Tag Archives: Veterans Day

No Guts, No Glory

Support Our Troops

Support our Troops“. “Freedom Isn’t Free”. We see the words on billboards and bumper stickers, T-shirts and posters. They are the tagline and headline for political speeches and patriotic memorials. But what do they really mean? What is the price for freedom and how do we support the troops sworn to defend it?
I remember as a child hearing the stories of my mother, who, as a toddler underwent surgery on her foot. For years afterward she required special orthotic shoes that had to be replaced every time her feet grew. This was during WWII and rationing was in full force. Everyone was allowed only one pair of shoes a year. Including my mother. The government didn’t make a special exception because she was a child with a medical condition. Her parents didn’t demand that she was entitled to more ration coupons because of a unique hardship. Instead they gave up their ration coupons to get her the shoes she needed and when those ran out other family members, friends and neighbors donated theirs. Why was this necessary? Because the materials that were used to make shoes over here were needed to make shoes for the troops over there. Could you imagine giving up coffee, sugar, shoes and tires and sending them to the troops in Afghanistan and Iraq? How many of us who sent “goody boxes” to the troops would have done so if it meant taking the gum, deodorant, soap and Kool-Aid out of our own cupboards to send overseas? Truly supporting our troops requires personal sacrifice. My grand parents knew that.  Nobody knows that more that military families. But it is much more than that. To really support our troops we have to support the mission they were sent on.
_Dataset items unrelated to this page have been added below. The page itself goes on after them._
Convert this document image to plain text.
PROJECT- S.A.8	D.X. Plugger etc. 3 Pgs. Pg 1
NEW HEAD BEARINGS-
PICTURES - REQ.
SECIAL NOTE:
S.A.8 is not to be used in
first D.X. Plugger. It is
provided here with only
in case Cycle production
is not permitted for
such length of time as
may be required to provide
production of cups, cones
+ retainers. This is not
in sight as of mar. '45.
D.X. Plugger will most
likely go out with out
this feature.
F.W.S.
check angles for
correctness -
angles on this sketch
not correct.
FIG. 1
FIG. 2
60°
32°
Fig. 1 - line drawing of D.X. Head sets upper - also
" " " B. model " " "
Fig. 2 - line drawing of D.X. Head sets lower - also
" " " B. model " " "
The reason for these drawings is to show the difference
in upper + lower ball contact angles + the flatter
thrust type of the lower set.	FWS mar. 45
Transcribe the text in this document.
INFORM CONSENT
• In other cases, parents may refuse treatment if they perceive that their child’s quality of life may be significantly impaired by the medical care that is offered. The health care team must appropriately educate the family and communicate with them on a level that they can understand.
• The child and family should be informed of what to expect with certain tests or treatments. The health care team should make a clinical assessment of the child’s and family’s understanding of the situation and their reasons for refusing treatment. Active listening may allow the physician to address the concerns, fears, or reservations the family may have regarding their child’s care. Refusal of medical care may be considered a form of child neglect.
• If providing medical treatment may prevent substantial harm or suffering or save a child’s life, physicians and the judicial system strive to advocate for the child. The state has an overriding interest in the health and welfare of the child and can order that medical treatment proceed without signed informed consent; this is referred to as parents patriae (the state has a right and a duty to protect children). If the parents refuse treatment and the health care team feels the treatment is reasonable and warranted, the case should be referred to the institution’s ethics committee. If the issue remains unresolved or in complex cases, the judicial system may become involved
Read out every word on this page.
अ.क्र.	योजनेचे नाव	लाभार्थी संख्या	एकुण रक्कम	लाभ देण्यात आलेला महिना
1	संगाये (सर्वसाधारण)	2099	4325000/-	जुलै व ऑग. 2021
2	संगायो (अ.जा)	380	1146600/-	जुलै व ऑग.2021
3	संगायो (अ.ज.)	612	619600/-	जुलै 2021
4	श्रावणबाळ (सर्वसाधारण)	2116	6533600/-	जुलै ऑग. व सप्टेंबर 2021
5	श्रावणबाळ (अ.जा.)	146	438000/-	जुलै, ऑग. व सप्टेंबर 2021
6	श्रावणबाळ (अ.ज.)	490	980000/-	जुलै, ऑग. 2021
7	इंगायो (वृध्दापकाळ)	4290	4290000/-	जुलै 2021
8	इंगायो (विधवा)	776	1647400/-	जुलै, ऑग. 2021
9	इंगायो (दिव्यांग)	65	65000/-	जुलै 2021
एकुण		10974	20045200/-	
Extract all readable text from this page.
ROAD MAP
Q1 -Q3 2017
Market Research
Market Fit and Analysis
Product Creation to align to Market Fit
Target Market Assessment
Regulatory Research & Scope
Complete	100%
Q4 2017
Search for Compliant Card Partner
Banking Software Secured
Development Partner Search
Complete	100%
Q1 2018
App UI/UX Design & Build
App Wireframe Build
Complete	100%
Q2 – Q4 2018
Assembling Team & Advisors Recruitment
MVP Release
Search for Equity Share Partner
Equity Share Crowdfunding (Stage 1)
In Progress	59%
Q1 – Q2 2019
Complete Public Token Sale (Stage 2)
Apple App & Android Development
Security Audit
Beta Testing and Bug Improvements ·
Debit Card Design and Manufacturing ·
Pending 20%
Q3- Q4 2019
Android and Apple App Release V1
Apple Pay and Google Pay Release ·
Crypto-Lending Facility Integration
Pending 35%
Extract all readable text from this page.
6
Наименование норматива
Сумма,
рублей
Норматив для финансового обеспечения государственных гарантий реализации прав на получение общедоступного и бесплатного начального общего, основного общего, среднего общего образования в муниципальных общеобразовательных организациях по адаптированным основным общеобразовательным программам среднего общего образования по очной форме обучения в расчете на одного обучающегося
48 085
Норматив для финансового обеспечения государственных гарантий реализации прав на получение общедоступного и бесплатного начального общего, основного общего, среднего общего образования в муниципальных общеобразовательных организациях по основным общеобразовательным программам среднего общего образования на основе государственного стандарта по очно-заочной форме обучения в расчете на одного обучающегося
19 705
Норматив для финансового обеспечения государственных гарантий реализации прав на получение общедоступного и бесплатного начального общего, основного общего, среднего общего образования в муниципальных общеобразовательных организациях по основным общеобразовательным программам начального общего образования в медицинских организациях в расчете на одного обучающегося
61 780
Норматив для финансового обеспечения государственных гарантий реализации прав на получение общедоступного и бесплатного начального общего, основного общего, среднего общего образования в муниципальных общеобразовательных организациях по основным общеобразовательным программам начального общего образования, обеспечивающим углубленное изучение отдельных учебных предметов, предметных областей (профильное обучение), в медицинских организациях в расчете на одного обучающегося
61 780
Ever since embedded reporters brought the horrors of the Vietnam War into our living rooms, America has slowly lost its passion for freedom. Faced with the horrifying reality that the price of freedom is blood, many of us have decided that the price is too high. We would rather give up our freedom than fight and die, and to make our cowardice seem noble we buy into the negative reporting of an anti-war agenda. We believe that our military men and women are merely pawns, highly trained but brainwashed automatons sent by a corrupt government to kill babies, burn villages, exploit oil fields and humiliate Muslims. So we “support” our troops by wanting them home ….now.  We think that by demanding an end to the war we show the troops we care about their lives and families and want their deaths to have meaning. But by pulling out with the job undone and the battlefields left unsecured, liked whipped dogs with our tails between our legs we send the opposite message to our troops and our enemies.  We say “you have failed” and we no longer belive that anything is worth dying for.

I’m not naïve, I know that politicians have used wars to promote their personal agendas.  I also know that the intense mental pressures of the battlefield can alter judgment and atrocities are committed.  Yes, there are harsh and disturbing realities to war, but there are very real evils (whether ideological or personified) set to steal our dearly won freedom. To destroy our way of life. To defeat them, you can’t simply make nice, ask please and expect them to comply.  There are those who choose to forget that our troops do many good things out in the field. Even in the mist of the enemy they provide medical care, aid, comfort and security.

It is time for us to truly “support our troops” and remember that every war that America has ever fought from the Revolutionary War to today, was fought for a noble purpose. Our military has fought to overthrow oppressive governments, stop slavery, stop the spread of Communism and rid the world of insane despotic tyrants. They did not fight for conquest, land or resources. The image of our country as a “big bully” to the rest of the world is a fallacious stereotype created from the malicious propaganda of our enemies. It is time for us to quit apologising for being American. To not only welcome our troops coming home, but to also remind those still serving that “you did a good job”.  More importantly, “you did a good thing”. And we as a nation are proud of you.